Uno studio presentato al meeting di Rimini dimostra come l’emicrania influisca sulle performance lavorative e sulla vita di tutti i giorni
L’emicrania può avere effetti negativi sia sulla vita quotidiana delle persone, che su quella professionale. Tra coloro che ne soffrono è la causa del 14% delle assenze sul posto di lavoro, ma soprattutto riduce la produttività dei lavoratori del 46%. Ad affermarlo è la ricerca internazionale denominata ‘My Migraine Voice Survey’, esposta al meeting di Rimini. "Questo tipo di cefalea arriva a colpire 14 italiani su 100, ben 9 milioni di persone – spiega Paolo Martelletti, presidente della Fondazione Italiana Studio Cefalee -. Questa ricerca è importante perché si interroga su quali siano le conseguenze del disturbo a livello sociale”.
Uno su tre ne ha sofferto per più di 16 anni
Per capire l’entità del problema, gli studiosi hanno fatto compilare dei questionari a 11.266 persone che accusavano il dolore. Il campione è stato composto da individui proveniente da 31 Paesi, tra cui anche l'Italia. Dai risultati emerge la cronicità dell'emicrania: il 37% degli intervistati, più di uno su tre, ha riferito di averne sofferto per un periodo di tempo superiore ai 16 anni. Un altro dato interessante riguarda le attività quotidiane: il 50% dei soggetti che soffrono di emicrania lamenta disabilità nello svolgere le azioni di tutti i giorni, anche quelle più banali. Il fenomeno si riflette quindi anche sulla normale attività lavorativa. In media, il 60% degli intervistati ha ammesso di essere stato assente per poco meno di una settimana in un mese (4,6 giorni) proprio per colpa del disturbo.

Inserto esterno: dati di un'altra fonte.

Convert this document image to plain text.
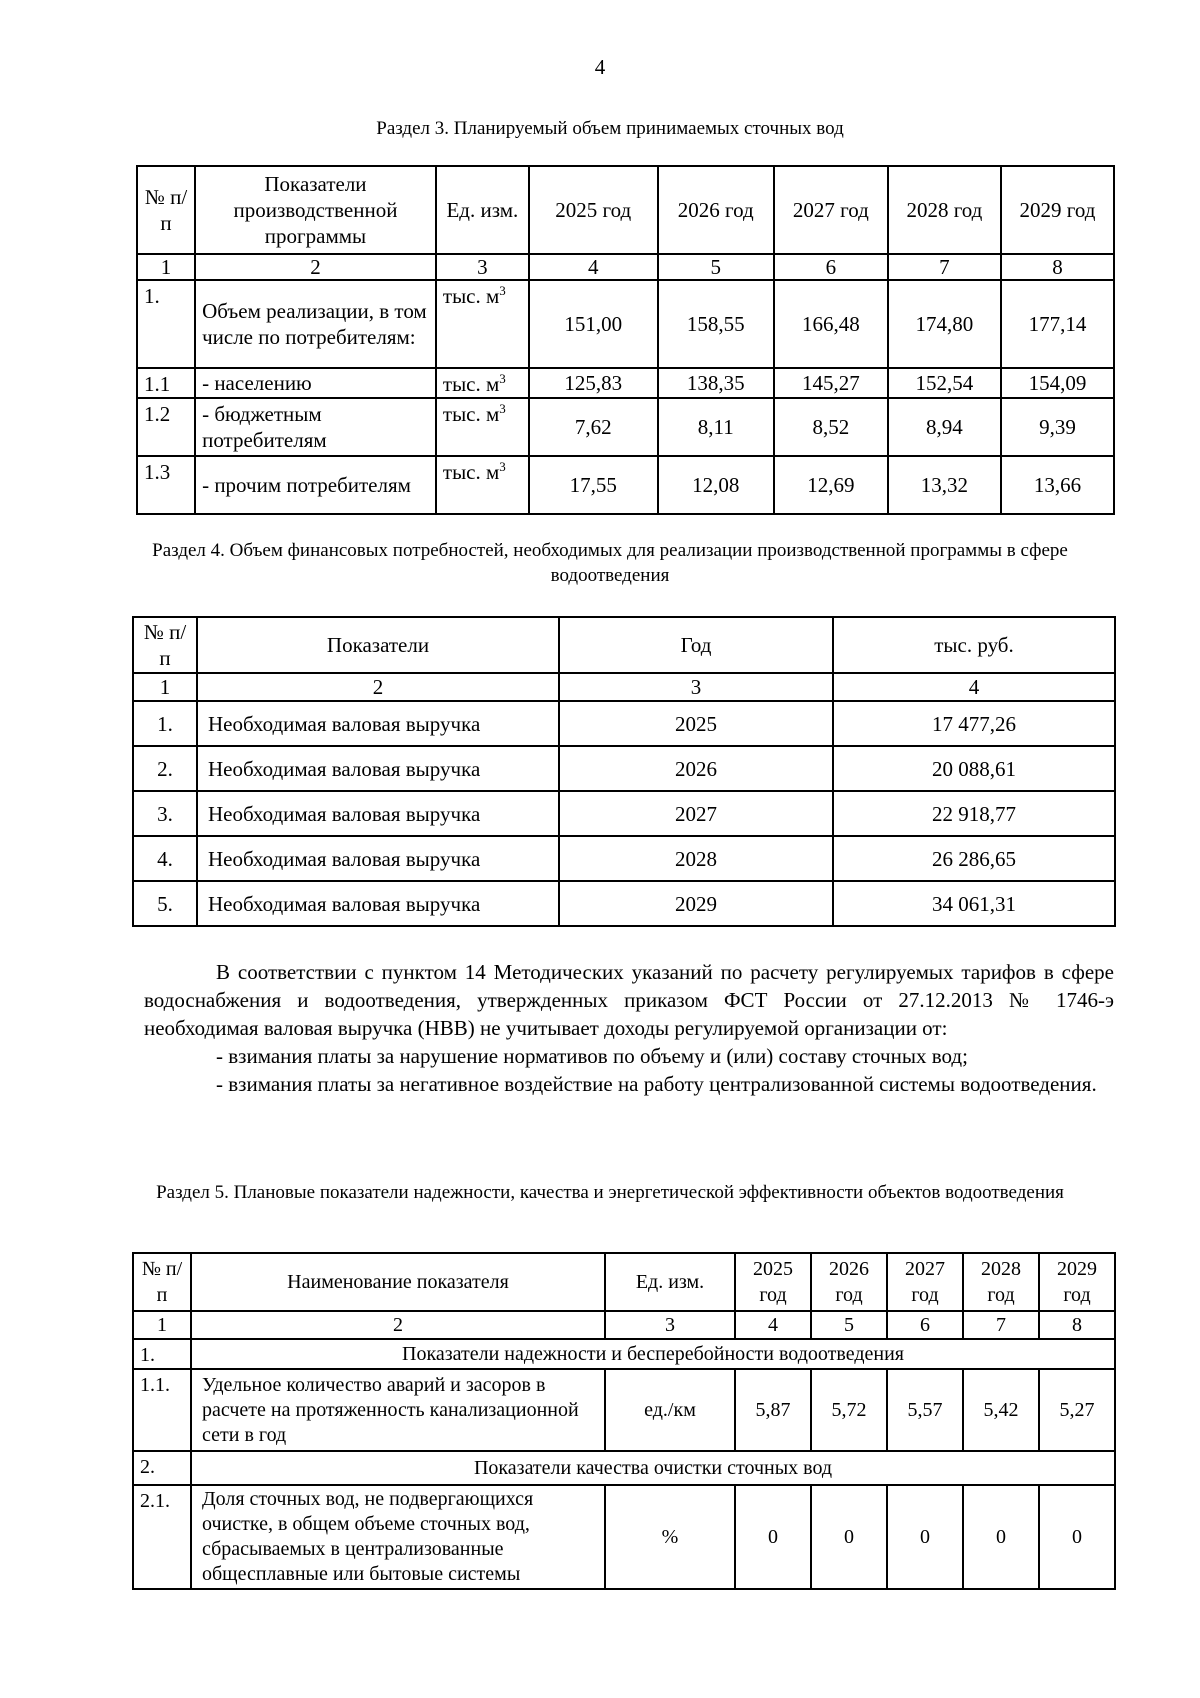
4
Раздел 3. Планируемый объем принимаемых сточных вод
№ п/п	Показатели производственной программы	Ед. изм.	2025 год	2026 год	2027 год	2028 год	2029 год
1	2	3	4	5	6	7	8
1.	Объем реализации, в том числе по потребителям:	тыс. $м^3$	151,00	158,55	166,48	174,80	177,14
1.1	- населению	тыс. $м^3$	125,83	138,35	145,27	152,54	154,09
1.2	- бюджетным потребителям	тыс. $м^3$	7,62	8,11	8,52	8,94	9,39
1.3	- прочим потребителям	тыс. $м^3$	17,55	12,08	12,69	13,32	13,66
Раздел 4. Объем финансовых потребностей, необходимых для реализации производственной программы в сфере водоотведения
№ п/п	Показатели	Год	тыс. руб.
1	2	3	4
1.	Необходимая валовая выручка	2025	17 477,26
2.	Необходимая валовая выручка	2026	20 088,61
3.	Необходимая валовая выручка	2027	22 918,77
4.	Необходимая валовая выручка	2028	26 286,65
5.	Необходимая валовая выручка	2029	34 061,31

В соответствии с пунктом 14 Методических указаний по расчету регулируемых тарифов в сфере водоснабжения и водоотведения, утвержденных приказом ФСТ России от 27.12.2013 № 1746-э необходимая валовая выручка (НВВ) не учитывает доходы регулируемой организации от:

- взимания платы за нарушение нормативов по объему и (или) составу сточных вод;

- взимания платы за негативное воздействие на работу централизованной системы водоотведения.

Раздел 5. Плановые показатели надежности, качества и энергетической эффективности объектов водоотведения
№ п/п	Наименование показателя	Ед. изм.	2025 год	2026 год	2027 год	2028 год	2029 год
1	2	3	4	5	6	7	8
1.	Показатели надежности и бесперебойности водоотведения						
1.1.	Удельное количество аварий и засоров в расчете на протяженность канализационной сети в год	ед./км	5,87	5,72	5,57	5,42	5,27
2.	Показатели качества очистки сточных вод						
2.1.	Доля сточных вод, не подвергающихся очистке, в общем объеме сточных вод, сбрасываемых в централизованные общесплавные или бытовые системы	%	0	0	0	0	0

In arrivo un anticorpo monoclonale
Le terapie e i farmaci legati alla cura della cefalea hanno anche un costo non indifferente a livello sanitario. Come sostiene Martelletti, infatti, "il costo annuo pro-capite per ricoveri, visite, farmaci, accessi al pronto soccorso ed esami può variare dagli 829 euro per le forme episodiche ai 2648 per quelle croniche”. La ricerca sta però compiendo dei passi in avanti, al fine di consentire anche ai soggetti che ne soffrono maggiormente di poter alleviare il dolore: “In Italia entro quest’anno sarà disponibile un anticorpo monoclonale che aiuterà a gestire meglio il disturbo", conclude Martelletti.